In the never-ending quest to get machines to mimic human abilities, scientists from MIT’s Computer Science and Artificial Intelligence Laboratory (CSAIL) developed a more scaled-up framework: a system that can reorient over two thousand different objects, with the robotic hand facing both upwards and downwards. This capacity to manage everything from a cup to a tuna can and a Cheez-It box could aid the hand in quickly picking and placing objects in specified ways and locations — and even generalise to objects that aren’t visible.
This dexterity “handiwork,” which is normally limited to single jobs and upright positions, could be useful in logistics and production, assisting with basic demands like putting goods into slots for kitting or managing a larger range of tools. The team demonstrated that the technology may be converted to a true robotic system in the future using a simulated anthropomorphic hand with 24 degrees of freedom.
“In industry, a parallel-jaw gripper is most commonly used, partially due to its simplicity in control, but it’s physically unable to handle many tools we see in daily life,” explains Tao Chen, an MIT CSAIL PhD student and the project’s primary researcher. “Even using a plier is difficult because it can’t dexterously move one handle back and forth. Our system will allow a multi-fingered hand to dexterously manipulate such tools, which opens up a new area for robotics applications.”
Please lend us a hand.
Due to the huge number of motors to be controlled and the rapid change in contact state between the fingers and the objects, this form of “in-hand” object reorientation has been a difficult problem in robotics. The model had a lot to learn with almost two thousand objects.
When the hand is looking downwards, the task gets even more difficult. Not only does the robot have to control the thing, but it also has to avoid falling down.
The team discovered that a straightforward strategy may be used to solve complicated issues. They combined deep learning with a model-free reinforcement learning algorithm (which means the system has to figure out value functions from interactions with the environment) and a “teacher-student” training technique.
The”teacher”network is trained on information about the object and robot that is readily available in simulation but not in the actual world, such as the placement of fingertips or object velocity, enabling this to operate. To ensure that the robots can function outside of the simulation, the “teacher’s” knowledge is distilled into real-world observations, such as depth images obtained by cameras, object pose, and the robot’s joint positions. They also used a “gravity curriculum,” in which the robot initially learns the ability in a zero-gravity environment before gradually adapting the controller to normal gravity. Taking things at this pace significantly enhanced overall performance.
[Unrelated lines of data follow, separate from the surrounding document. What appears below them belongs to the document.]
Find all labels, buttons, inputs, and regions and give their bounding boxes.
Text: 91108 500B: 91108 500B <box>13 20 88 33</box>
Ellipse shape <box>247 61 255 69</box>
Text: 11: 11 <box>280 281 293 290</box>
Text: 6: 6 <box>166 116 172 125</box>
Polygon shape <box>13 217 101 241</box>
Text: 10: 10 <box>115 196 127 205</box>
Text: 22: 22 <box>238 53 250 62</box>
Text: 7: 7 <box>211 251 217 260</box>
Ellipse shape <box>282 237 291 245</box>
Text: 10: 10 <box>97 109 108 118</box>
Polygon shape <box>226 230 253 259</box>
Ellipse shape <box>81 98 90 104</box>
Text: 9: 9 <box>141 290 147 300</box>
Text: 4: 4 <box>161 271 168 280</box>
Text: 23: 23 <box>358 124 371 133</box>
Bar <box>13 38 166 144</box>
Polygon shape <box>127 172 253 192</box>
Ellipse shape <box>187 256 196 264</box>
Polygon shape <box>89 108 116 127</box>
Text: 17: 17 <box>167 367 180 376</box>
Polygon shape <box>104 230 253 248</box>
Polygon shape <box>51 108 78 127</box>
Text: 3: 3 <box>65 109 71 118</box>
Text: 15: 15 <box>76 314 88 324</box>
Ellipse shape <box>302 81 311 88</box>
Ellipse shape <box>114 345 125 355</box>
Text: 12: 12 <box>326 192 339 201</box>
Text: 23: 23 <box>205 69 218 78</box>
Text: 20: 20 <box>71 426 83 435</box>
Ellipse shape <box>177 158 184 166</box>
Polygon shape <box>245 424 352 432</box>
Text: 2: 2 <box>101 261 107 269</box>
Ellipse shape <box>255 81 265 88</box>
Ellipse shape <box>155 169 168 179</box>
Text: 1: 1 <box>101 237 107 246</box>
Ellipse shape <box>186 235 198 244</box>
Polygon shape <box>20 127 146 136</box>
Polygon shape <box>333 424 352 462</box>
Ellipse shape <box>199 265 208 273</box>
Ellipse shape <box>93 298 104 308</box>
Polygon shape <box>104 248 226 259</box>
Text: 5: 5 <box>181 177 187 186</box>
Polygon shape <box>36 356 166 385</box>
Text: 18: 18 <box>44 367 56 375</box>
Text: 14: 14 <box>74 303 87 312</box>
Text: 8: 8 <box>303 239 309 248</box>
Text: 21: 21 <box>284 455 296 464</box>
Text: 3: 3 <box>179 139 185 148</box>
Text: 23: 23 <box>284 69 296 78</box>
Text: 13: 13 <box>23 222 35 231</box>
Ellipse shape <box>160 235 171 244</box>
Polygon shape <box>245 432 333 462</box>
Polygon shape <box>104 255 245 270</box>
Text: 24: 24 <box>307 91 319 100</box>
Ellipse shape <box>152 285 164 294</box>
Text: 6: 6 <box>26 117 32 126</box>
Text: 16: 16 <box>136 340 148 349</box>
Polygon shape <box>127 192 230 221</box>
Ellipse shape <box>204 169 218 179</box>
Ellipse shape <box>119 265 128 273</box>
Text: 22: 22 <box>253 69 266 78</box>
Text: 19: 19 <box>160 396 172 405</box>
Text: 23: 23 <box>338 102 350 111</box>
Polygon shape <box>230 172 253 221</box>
While it may seem contradictory, a single controller (referred to as the robot’s brain) was capable of reorienting a vast number of objects it had never seen before, and with no prior knowledge of shape.
“We initially thought that visual perception algorithms for inferring shape while the robot manipulates the object was going to be the primary challenge,” says MIT professor Pulkit Agrawal, who is also an author on the research paper. “On the contrary, our findings suggest that robust control techniques that are shape agnostic can be learned. “To the contrary, our results show that one can learn robust control strategies that are shape agnostic. This suggests that visual perception may be far less important for manipulation than what we are used to thinking, and simpler perceptual processing strategies might suffice.”
When reoriented with the hand facing up and down, many small, circular shaped objects (apples, tennis balls, marbles) had near-one hundred percent success rates, with the lowest success rates, unsurprisingly, for more complex objects like a spoon, screwdriver, or scissors, being closer to thirty percent.
Because success rates vary with object shape, the team believes that training the model based on object forms could increase performance in the future.
Chen co-authored a paper on the topic with Jie Xu, an MIT CSAIL PhD student, and MIT professor Pulkit Agrawal. Toyota Research Institute, Amazon Research Award, and DARPA Machine Common Sense Program financed the study. It will be presented at the Robot Learning Conference in 2021.